Education

Wake school board looks at more central office job cuts

The board told Interim Superintendent Donna Hargens to look at several positions for possible cuts, and members heard that state funding cuts will require some layoffs in transportation.

Posted Updated

RALEIGH, N.C. — Look at cutting more central administration jobs and restoring some to the Project Enlightenment preschool program, the Wake County Board of Education told Interim Superintendent Donna Hargens on Tuesday as the board worked toward a final budget for the 2010-11 year that began last month.

Whatever Hargens and her staff report, however, finance director David Neter told the board that the system will have to lay off some employees in the district's Transportation Department because of state-mandated funding cuts of about $1.2 million.

Neter said the cut in state funding for transportation will not affect buses on the roads, which the board already had decided to increase to accommodate the growing student population.

He did not say how many jobs would be affected.

One area where the budget will rise is for security at board meetings. Raleigh police, some hired to beef up security, arrested 19 protesters at the board's Aug. 20 meeting. At least a few Raleigh officers have been present at board meetings for the past few months.

"We have had some increased costs for security at board meetings," security chief Russ Smith told the board, though he added that Raleigh police have not asked the school system to cover a lot of its expenses. Smith asked for about $60,000 more than the board budgeted for contracted security services last year.

The board approved a $1.4 billion operating and capital preliminary budget in April and anticipated most cuts in state support then. That included 68 layoffs, cutting 57 vacant jobs from the organizational chart and a hiring freeze.
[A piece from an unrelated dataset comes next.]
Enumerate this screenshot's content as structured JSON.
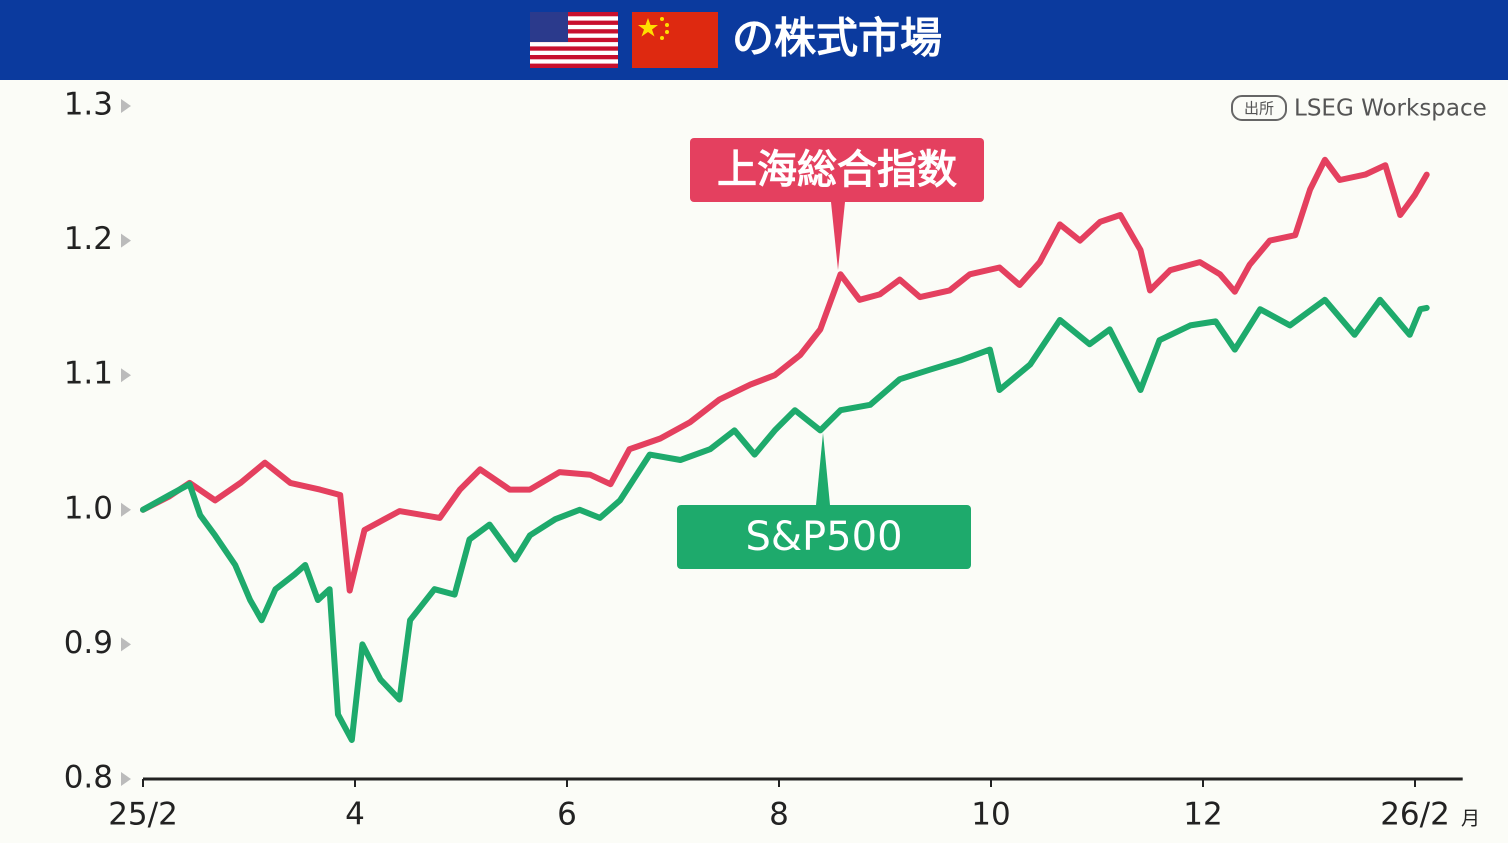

Now, it is revisiting the budget after county and state funding has been decided.

The board gave Hargens no dollar target for cuts, but board members who combed through central office positions during the budget work session focused on several:

  • an assistant superintendent position that will become vacant with a retirement next month
  • a government liaison who keeps tabs on state agency decisions and the Legislature
  • a real estate services job in Planning and Construction
  • program evaluator positions the system's Evaluation and Research Department.

Neter had good news for the board in one area, saying that switching from Sprint/Nextel to another provider for about 1,500 district-supplied cell phones will reduce costs to about $32,600 this fiscal year from $211,000 in 2009-10.

Neter would not identify the new provider Tuesday, but said administrators will soon ask the board to approve the change.

Project Enlightenment had planned to have nine fewer employees this year, Marvin Connelly, assistant superintendent for student support services, said. The board told Hargens to try to restore about half of the cuts.

The school system describes Project Enlightenment as "an early childhood education and early intervention program for children birth through kindergarten age, their parents and teachers."

The board's session Tuesday mixed philosophy and finances.

One area in which the two issues came directly together was when administrators said they would not count on $3.4 million in "disadvantaged students supplemental funding" until it is in the bank in case the district's new diversity-blind student assignment policy creates any problems.

The change away from diversity as an assignment criterion has been controversial and has divided the board between a faction that includes Chairman Ron Margiotta and four members elected last year and one that has four incumbent board members.

The panel showed unusual unanimity, however, in agreeing to restore some of the planned $839,000 cut in Project Enlightenment.

In approving disabled-student funding this year, the Legislature told the state Board of Education to consider whether a local board's "policies or expenditures have contributed to or is [sic] contributing to increased segregation of schools on the basis of race or socio-economic status."

In a series of contentiously argued 5-4 decisions, the Wake board dropped socio-economic diversity as a criterion for school assignments, opting instead for community-based assignments.

Neter said he would be surprised if the disadvantaged-student aid does not come through later this year, but Hargens said administrators moved money around to fund disadvantaged programs that "couldn't wait" for state money to arrive for sure.

Board member John Tedesco said the state would have to compare how all school systems in the state were doing before holding back any money, and "that's not going to happen" this year.

It was Tedesco who connected spending with the overall approach to running schools.

"We need to have some bigger conversations, I think," Tedesco told the board. "Budgets express values. I don't know that we've had that discussion as a board."